自動車のブレーキ(駐車ブレーキは除く)は油圧で作動していますが、この油圧を伝達する大切な役割を担っているのがブレーキフルードです。
一般にはブレーキ油とかブレーキオイルとかと呼ばれることも多いのですが、水にもよく溶け、不燃性であるなど、いわゆる油とは性質が大きく異なりますので、ブレーキフルード(ブレーキ液)と呼ぶ方が適切かと思います。
ブレーキフルードは、運転者がブレーキペダルを踏んだ力をブレーキホースやブレーキパイプを通して各車輪のブレーキに伝えるわけですが、力を伝えるだけならばただの水でも大丈夫なのです。
しかし、なぜ水ではダメかというと、まず、水だとブレーキの各部が錆びやすくなってしまうこと、そして、水は容易に凍結したり沸騰したりして、ブレーキ液としての役割を果たさなくなってしまうからです。
このため、自動車に使われているブレーキフルードは、以下のような性質を有しています。
・粘性の低い液体であること。
・圧力によって体積が大きく変化しないこと。
・低温でも凍結しないこと。
・高温でも沸騰しないこと。
・金属やゴムを腐食させたり劣化させたりしないこと。
このように優れた性質を持つブレーキフルードですが、ひとつ大きな欠点があります。
それは、吸湿性が高いことで、時間とともに水分を吸収して性能が低下してしまうのです。
ちなみに、今現在よく使われているブレーキフルードの規格にはDOT3というものとDOT4というものがあるのですが、それぞれの沸点は以下のとおりです。

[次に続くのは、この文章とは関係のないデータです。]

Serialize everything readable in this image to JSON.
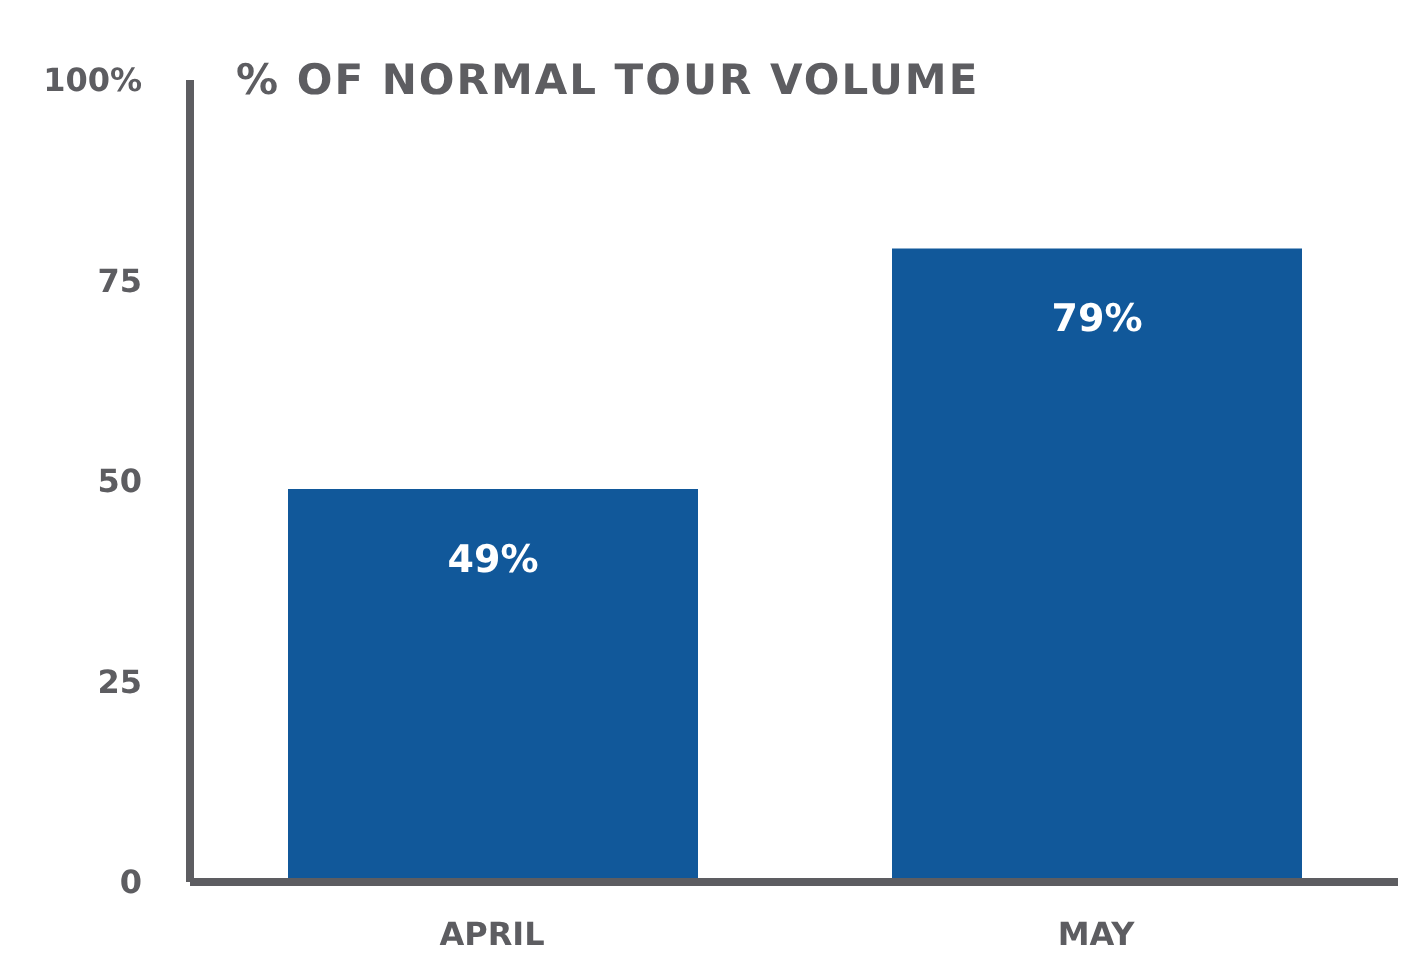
{
  "chart_data": {
    "type": "bar",
    "title": "% OF NORMAL TOUR VOLUME",
    "categories": [
      "APRIL",
      "MAY"
    ],
    "values": [
      49,
      79
    ],
    "color": "#11589a",
    "value_labels": [
      "49%",
      "79%"
    ],
    "ylim": [
      0,
      100
    ],
    "yticks": [
      0,
      25,
      50,
      75,
      {
        "value": 100,
        "label": "100%"
      }
    ],
    "grid": false,
    "legend": false
  }
}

DOT3 ドライ沸点 205℃以上 ウェット沸点140℃以上
DOT4 ドライ沸点 230℃以上 ウェット沸点155℃以上
ドライ沸点というのは、ブレーキフルードが水分を全く含んでいない状態の沸点で、ウェット沸点というのは、ブレーキフルードが約3.5%の水分を含んでいる時の沸点です。
ブレーキフルードを2年程度使用すると水分量が5%程度になるといわれていますので、2年間でブレーキフルードの沸点はかなり低下してしまうと考えられます。
さて、ブレーキフルードの沸点が低下するとどのような危険があるのでしょうか?
長い下りが続く峠道などで、何度も連続してブレーキを踏むと、ブレーキパッドやドラムブレーキのライニングは摩擦熱でかなりの高温になります。
この熱がブレーキフルードに伝わると、ブレーキフルードの温度もどんどん高くなってしまいます。
このような状態が続くと、ブレーキフルードが沸騰してたくさんの気泡が発生します。こうなるとブレーキペダルをいくら強く踏んでも気泡が圧縮されるだけでブレーキが全く効かなくなってしまうのです。
この現象を「ヴェイパーロック現象」と呼びます。
ブレーキフルードを交換せずに長く使い続けることがいかに危険かということがおわかりいただけるかと思います。
安心して車を運転するために、車検の際には必ずブレーキフルードを交換することを強くオススメします。
当店では、DOT4規格のブレーキフルードを使用し、車検整備の際にはお客様から特に要望がなくとも必ずブレーキフルードを交換しておりますのでご安心下さい。